This episode was finally rerun in the United States, on the Syfy channel, during a complete Twilight Zone marathon on January 3rd, 2016.
Taro "Arthur" Takamori says he was four years old when the Pearl Harbor attack happened, just like George Takei who plays him.
Actor George Takei was imprisoned with his family in a United States internment camp after the bombing of Pearl Harbor. He went on to write a Broadway play about the experience.

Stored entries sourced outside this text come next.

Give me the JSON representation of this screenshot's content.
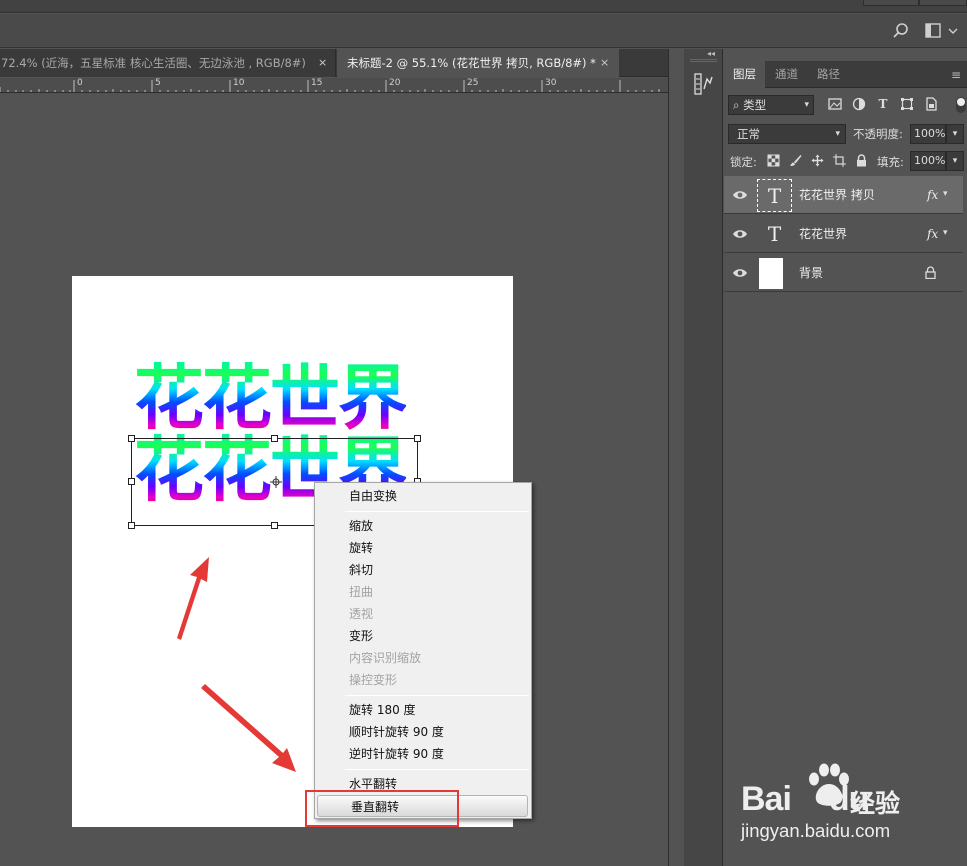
{
  "tabs": {
    "inactive_label": "72.4% (近海，五星标准 核心生活圈、无边泳池 , RGB/8#)",
    "active_label": "未标题-2 @ 55.1% (花花世界 拷贝, RGB/8#) *",
    "close_glyph": "×"
  },
  "ruler": {
    "labels": [
      "0",
      "5",
      "10",
      "15",
      "20",
      "25",
      "30"
    ]
  },
  "canvas": {
    "line1": "花花世界",
    "line2": "花花世界"
  },
  "context_menu": {
    "items": [
      {
        "label": "自由变换",
        "enabled": true
      },
      {
        "label": "缩放",
        "enabled": true
      },
      {
        "label": "旋转",
        "enabled": true
      },
      {
        "label": "斜切",
        "enabled": true
      },
      {
        "label": "扭曲",
        "enabled": false
      },
      {
        "label": "透视",
        "enabled": false
      },
      {
        "label": "变形",
        "enabled": true
      },
      {
        "label": "内容识别缩放",
        "enabled": false
      },
      {
        "label": "操控变形",
        "enabled": false
      },
      {
        "label": "旋转 180 度",
        "enabled": true
      },
      {
        "label": "顺时针旋转 90 度",
        "enabled": true
      },
      {
        "label": "逆时针旋转 90 度",
        "enabled": true
      },
      {
        "label": "水平翻转",
        "enabled": true
      },
      {
        "label": "垂直翻转",
        "enabled": true,
        "highlighted": true
      }
    ]
  },
  "layers_panel": {
    "tabs": [
      "图层",
      "通道",
      "路径"
    ],
    "active_tab": "图层",
    "filter_label": "类型",
    "filter_icon_glyph": "⌕",
    "blend_mode": "正常",
    "opacity_label": "不透明度:",
    "opacity_value": "100%",
    "lock_label": "锁定:",
    "fill_label": "填充:",
    "fill_value": "100%",
    "layers": [
      {
        "name": "花花世界 拷贝",
        "type": "text",
        "fx": "fx",
        "selected": true
      },
      {
        "name": "花花世界",
        "type": "text",
        "fx": "fx",
        "selected": false
      },
      {
        "name": "背景",
        "type": "background",
        "locked": true,
        "selected": false
      }
    ],
    "thumb_glyph": "T"
  },
  "watermark": {
    "brand": "Bai",
    "brand2": "du",
    "cn": "经验",
    "url": "jingyan.baidu.com"
  },
  "colors": {
    "annotation": "#e53935",
    "panel_bg": "#535353"
  }
}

This episode sparked some intense controversy for CBS after it was first aired in 1964. Due to strong critical blow-back for its overt racism and revisionist history, CBS pulled this episode out of syndication and it was not rebroadcast again on any network in the U.S. until 2016; although it did air in other countries and was also not removed from streaming services or home video/DVD sets. The Encounter triggered audience and reviewer criticism of the episode as antithetical to the series' normally positive treatment of otherwise sensitive social, religious, and racial subject matter.
One of only four The Twilight Zone (1959) episodes to exclusively use, aside from Rod Serling, only 2 onscreen actors. The others are Nervous Man in a Four Dollar Room (1960) starring Joe Mantell and William D. Gordon, Two (1961) starring Elizabeth Montgomery and Charles Bronson, and A Game of Pool (1961) starring Jack Klugman and Jonathan Winters.